I want to select a subset of a 4-D tensor (attention matrix of a multi-head-attention-block) based on the indices specified by a 3-D tensor B. Tensor A has shape (a, b, c, d) and a tensor B of shape (a, b, g). B contains the indices I want to select from A. Here g < c meaning that I want to select a subset (size g) from the axis c of A. The respective entries from dimension d of A should be kept. The resulting subset of A should therefore have shape (a, b, g, d).

If you know how to do this, I would really appreciate your help. I’ve tried to solve this on my own for hours but I could not figure it out.

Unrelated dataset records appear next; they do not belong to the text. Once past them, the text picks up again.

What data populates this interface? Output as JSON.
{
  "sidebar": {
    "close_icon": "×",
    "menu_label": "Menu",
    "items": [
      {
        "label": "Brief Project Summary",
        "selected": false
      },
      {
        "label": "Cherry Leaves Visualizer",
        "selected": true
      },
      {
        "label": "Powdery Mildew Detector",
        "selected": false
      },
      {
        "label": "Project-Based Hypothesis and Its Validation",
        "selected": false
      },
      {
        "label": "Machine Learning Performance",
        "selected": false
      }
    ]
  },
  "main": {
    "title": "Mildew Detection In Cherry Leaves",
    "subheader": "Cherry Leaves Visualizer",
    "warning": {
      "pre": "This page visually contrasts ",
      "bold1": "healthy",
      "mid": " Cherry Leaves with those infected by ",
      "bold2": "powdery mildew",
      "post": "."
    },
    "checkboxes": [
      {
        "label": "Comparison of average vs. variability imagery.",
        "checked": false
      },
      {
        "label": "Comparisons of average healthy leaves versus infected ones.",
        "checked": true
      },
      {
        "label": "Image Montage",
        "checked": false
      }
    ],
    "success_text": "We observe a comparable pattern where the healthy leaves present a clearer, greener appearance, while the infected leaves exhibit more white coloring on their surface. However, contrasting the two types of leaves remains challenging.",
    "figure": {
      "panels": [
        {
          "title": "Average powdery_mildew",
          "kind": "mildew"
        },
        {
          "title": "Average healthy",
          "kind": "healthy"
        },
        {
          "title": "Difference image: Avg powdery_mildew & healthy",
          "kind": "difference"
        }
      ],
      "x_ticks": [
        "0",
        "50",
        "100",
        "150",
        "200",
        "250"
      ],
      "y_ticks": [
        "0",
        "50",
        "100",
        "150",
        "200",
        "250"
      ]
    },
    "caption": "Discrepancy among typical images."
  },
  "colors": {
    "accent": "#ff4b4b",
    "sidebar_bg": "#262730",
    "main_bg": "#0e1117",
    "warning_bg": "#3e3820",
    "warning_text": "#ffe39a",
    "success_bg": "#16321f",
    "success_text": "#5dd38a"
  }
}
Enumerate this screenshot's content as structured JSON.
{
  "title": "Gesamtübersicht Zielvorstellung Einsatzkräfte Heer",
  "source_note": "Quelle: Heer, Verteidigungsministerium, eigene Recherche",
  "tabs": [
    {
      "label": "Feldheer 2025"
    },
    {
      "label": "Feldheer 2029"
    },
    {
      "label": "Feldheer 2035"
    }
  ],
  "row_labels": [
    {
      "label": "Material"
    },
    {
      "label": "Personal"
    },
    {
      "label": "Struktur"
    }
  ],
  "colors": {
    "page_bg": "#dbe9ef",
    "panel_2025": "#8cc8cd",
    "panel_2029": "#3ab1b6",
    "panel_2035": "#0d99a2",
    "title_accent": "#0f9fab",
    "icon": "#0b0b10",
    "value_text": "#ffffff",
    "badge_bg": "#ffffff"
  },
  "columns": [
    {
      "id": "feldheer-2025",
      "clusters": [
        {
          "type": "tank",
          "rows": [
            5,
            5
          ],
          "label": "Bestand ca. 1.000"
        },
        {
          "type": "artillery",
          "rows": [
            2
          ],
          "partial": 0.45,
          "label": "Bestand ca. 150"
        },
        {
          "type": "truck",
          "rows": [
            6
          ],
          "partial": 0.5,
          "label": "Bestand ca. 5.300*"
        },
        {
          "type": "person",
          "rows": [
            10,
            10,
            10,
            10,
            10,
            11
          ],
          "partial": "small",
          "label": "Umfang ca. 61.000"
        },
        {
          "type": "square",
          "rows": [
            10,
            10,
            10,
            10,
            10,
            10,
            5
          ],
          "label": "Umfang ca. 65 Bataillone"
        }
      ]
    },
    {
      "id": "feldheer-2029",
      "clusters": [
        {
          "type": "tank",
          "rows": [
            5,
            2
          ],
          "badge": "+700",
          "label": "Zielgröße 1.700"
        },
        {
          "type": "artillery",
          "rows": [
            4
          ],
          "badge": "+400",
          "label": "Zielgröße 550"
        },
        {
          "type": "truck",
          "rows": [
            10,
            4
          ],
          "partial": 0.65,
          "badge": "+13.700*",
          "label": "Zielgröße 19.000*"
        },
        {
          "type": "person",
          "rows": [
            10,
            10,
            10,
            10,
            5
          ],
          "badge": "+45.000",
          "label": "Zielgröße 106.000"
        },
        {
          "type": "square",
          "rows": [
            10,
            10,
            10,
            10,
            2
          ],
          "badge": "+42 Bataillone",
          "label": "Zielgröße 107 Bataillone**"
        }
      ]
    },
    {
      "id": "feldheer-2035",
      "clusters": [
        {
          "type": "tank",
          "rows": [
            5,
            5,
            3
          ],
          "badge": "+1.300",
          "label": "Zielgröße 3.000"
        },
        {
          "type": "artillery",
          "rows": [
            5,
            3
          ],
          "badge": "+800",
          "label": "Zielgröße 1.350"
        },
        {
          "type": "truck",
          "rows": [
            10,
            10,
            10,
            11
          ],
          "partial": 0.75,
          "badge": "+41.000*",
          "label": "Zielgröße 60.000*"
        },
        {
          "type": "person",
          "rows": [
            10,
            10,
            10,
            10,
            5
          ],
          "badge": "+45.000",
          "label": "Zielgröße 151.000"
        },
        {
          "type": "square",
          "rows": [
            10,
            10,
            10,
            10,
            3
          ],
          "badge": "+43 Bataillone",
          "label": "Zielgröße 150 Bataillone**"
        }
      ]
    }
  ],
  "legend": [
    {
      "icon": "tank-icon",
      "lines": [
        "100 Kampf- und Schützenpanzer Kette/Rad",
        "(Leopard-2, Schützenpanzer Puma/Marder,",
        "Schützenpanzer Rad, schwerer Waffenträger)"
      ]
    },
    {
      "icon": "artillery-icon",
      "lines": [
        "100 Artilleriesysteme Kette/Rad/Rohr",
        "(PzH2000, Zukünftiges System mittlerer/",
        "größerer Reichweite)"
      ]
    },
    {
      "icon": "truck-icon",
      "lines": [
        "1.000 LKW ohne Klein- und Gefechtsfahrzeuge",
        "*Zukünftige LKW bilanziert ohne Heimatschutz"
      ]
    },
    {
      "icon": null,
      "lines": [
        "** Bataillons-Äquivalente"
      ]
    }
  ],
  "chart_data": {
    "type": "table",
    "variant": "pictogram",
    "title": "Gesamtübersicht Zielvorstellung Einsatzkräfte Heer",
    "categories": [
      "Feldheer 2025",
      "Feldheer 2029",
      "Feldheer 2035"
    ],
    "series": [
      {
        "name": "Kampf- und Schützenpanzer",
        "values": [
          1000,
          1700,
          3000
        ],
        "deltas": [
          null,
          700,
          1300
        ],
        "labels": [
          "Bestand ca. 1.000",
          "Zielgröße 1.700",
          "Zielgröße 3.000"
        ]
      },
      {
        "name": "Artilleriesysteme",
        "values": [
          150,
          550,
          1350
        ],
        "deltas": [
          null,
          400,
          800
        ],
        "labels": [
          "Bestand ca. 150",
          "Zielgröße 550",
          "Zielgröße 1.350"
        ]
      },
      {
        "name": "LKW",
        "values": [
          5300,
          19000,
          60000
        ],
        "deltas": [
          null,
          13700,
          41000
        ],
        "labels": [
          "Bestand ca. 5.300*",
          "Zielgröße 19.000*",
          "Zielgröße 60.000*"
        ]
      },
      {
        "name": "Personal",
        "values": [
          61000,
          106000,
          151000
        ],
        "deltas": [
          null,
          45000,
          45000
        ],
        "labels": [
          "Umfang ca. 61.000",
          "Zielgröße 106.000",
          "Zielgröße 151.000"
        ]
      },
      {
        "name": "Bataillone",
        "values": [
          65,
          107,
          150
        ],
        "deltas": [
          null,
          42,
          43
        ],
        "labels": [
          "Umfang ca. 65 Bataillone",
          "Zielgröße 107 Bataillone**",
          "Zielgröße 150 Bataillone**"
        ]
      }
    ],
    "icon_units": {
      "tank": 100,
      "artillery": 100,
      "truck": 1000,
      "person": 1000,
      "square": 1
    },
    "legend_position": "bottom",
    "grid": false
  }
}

Thank you for your reply!

Since I messed up the description, this was not quite the solution I was looking for. Luckily I found a solution by now. I also updated the post and here is the solution for anyone in the future who is looking for it:

def select_subset(A, B):
# A.shape = (a, b, c, d) (float)
# B.shape = (a, b, g) (int 0 <= g < c)
# C.shape = (a, b, g, d) (parallely for a, b select vectors d of A at indices g in c.)

a, b, c, d = A.shape
a_, b_, g = B.shape
assert a == a_ and b == b_ and g <= c, "Invalid shapes of A and B!"
indices = B.unsqueeze(-1).expand(a, b, g, d) # shape: (a, b, g, d)
C = torch.gather(A, dim=2, index=indices) # shape: (a, b, g, d)
return C